Es originaria de Guayaquil, Ecuador. Se formó como abogada, y cuenta con un master en Derecho Internacional y Derechos Humanos por la American University (Washington DC, EEUU). Actualmente es estudiante de la Licenciatura en Artes de la Escritura en la Universidad Nacional de las Artes (Buenos Aires, Argentina). Trabajó como oficial de protección para ACNUR en Ecuador, Grecia y Belice. Sus intereses cruzan las fronteras entre la no ficción, la memoria y las migraciones.
Estoy sentada en la sala de embarque, con la maleta de mano a un lado y el bolso con Flora y mi gata del otro. No hay mucha gente. Son las ocho de la noche de un veinticuatro de diciembre. ¿Qué clase de lunática viaja en Nochebuena? En mi defensa, quise aprovechar el descuento en la tarifa. Además, hay algo casi poético en irse cuando todos los demás están llegando.

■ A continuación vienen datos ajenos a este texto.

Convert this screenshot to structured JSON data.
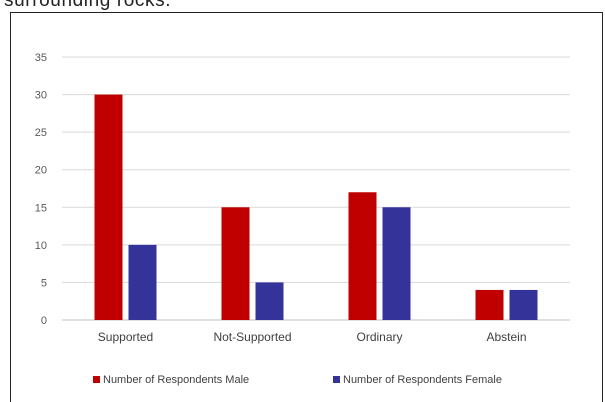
{
  "caption_fragment": "surrounding rocks.",
  "chart_data": {
    "type": "bar",
    "categories": [
      "Supported",
      "Not-Supported",
      "Ordinary",
      "Abstein"
    ],
    "series": [
      {
        "name": "Number of Respondents Male",
        "values": [
          30,
          15,
          17,
          4
        ],
        "color": "#C00000"
      },
      {
        "name": "Number of Respondents Female",
        "values": [
          10,
          5,
          15,
          4
        ],
        "color": "#333399"
      }
    ],
    "y_ticks": [
      0,
      5,
      10,
      15,
      20,
      25,
      30,
      35
    ],
    "ylim": [
      0,
      35
    ],
    "grid": true,
    "legend": "bottom",
    "title": "",
    "xlabel": "",
    "ylabel": ""
  }
}
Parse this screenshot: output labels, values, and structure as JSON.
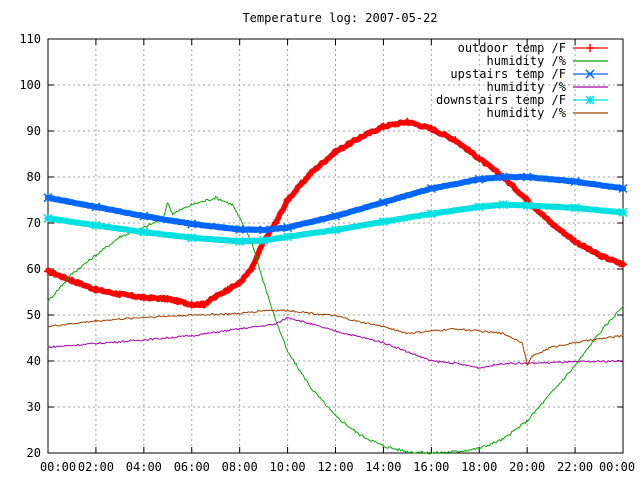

La luz blanca me encandila. Flora me clava la mirada. El sonido metálico de los altoparlantes la sobresalta. Es su tercera mudanza. Es mi onceava o doceava, ya perdí la cuenta. Meto la mano, le acaricio la cabeza, y le digo palabras dulces para calmar el temblor: “tranquila chiquita, ya va a pasar”. Miento. En cada mudanza, hay algo que queda atrás y que no se recupera jamás.
Subo al avión y me siento del lado del pasillo. Menos mal que no tengo vecinos, pienso. Puedo acostarme a mis anchas y dormir todo el vuelo. Miento de nuevo, nunca puedo dormir en los aviones. Flora maúlla bajito dentro de la jaula. Meto la mano y la vuelvo a tranquilizar.
Recuerdo un video que vi una vez, que decía que los cangrejos mueren si no consiguen mudar su caparazón. Se llama muerte por estancamiento. Lo que una vez fue su hogar ya no les deja crecer. Su cuerpo lucha por expandirse hasta quedarse petrificado. Estoy segura de que eso pasa también con los seres humanos. Hay personas que se quedan en un lugar hasta pudrirse.
A mí nunca me costó irme. Para mí lo difícil siempre fue quedarme: construir algo, echar raíces, sostener la quietud. Tengo el impulso de huir atravesado en el cuerpo. Me invento excusas, oportunidades, justificaciones. Me convenzo de que moverme es avanzar. No es que no lo haya intentado. Hace unos años me tatué un ancla en la muñeca derecha. Como una aspiración, un anhelo lanzado al universo. Conseguí un trabajo en Quito y estuve varios meses tratando de establecerme. Pero sentía que Ecuador me asfixiaba. No solo me asfixiaba, me hundía. Como si alguien me hubiese lanzado al mar con una roca enorme atada al tobillo y cualquier intento de salir a flote me arrastrara aún más al fondo del océano. Me convencí de que no era yo, era la gente. No estaban en mi misma vibración. Pocos meses después acepté un trabajo en Belice. Tuve que buscarlo en el mapa. No tenía ni idea donde quedaba.
A veces quisiera ser como esas personas que siguen viviendo en el mismo barrio de la infancia y llevan veinte años en el mismo trabajo. No importa cuántas veces lo intente. Cambio de ciudad, de barrio, de casa, de trabajo, de pareja. Me prometo que esta vez sí, que en esta calle, con este clima, bajo esta luna, con este novio…, voy a poder quedarme. Pero hay algo que nunca encaja. Como una silla que viene para armar y que cuando terminas de poner todas las piezas, te queda un tornillo suelto en la mano que nunca descubres dónde va. Entonces decido que ese tampoco es mi lugar.
Hace poco, mi terapeuta le puso nombre: trauma complejo. Pero me resisto a la tendencia actual de reducir la dimensión humana a un catálogo de patologías. No importan las teorías, para mí es cuestión de supervivencia. Como los cangrejos que se despojan de su caparazón para no morir. Me viene a la mente un poema de la poeta uruguaya Cristina Peri Rossi: «Navegar es necesario, vivir no».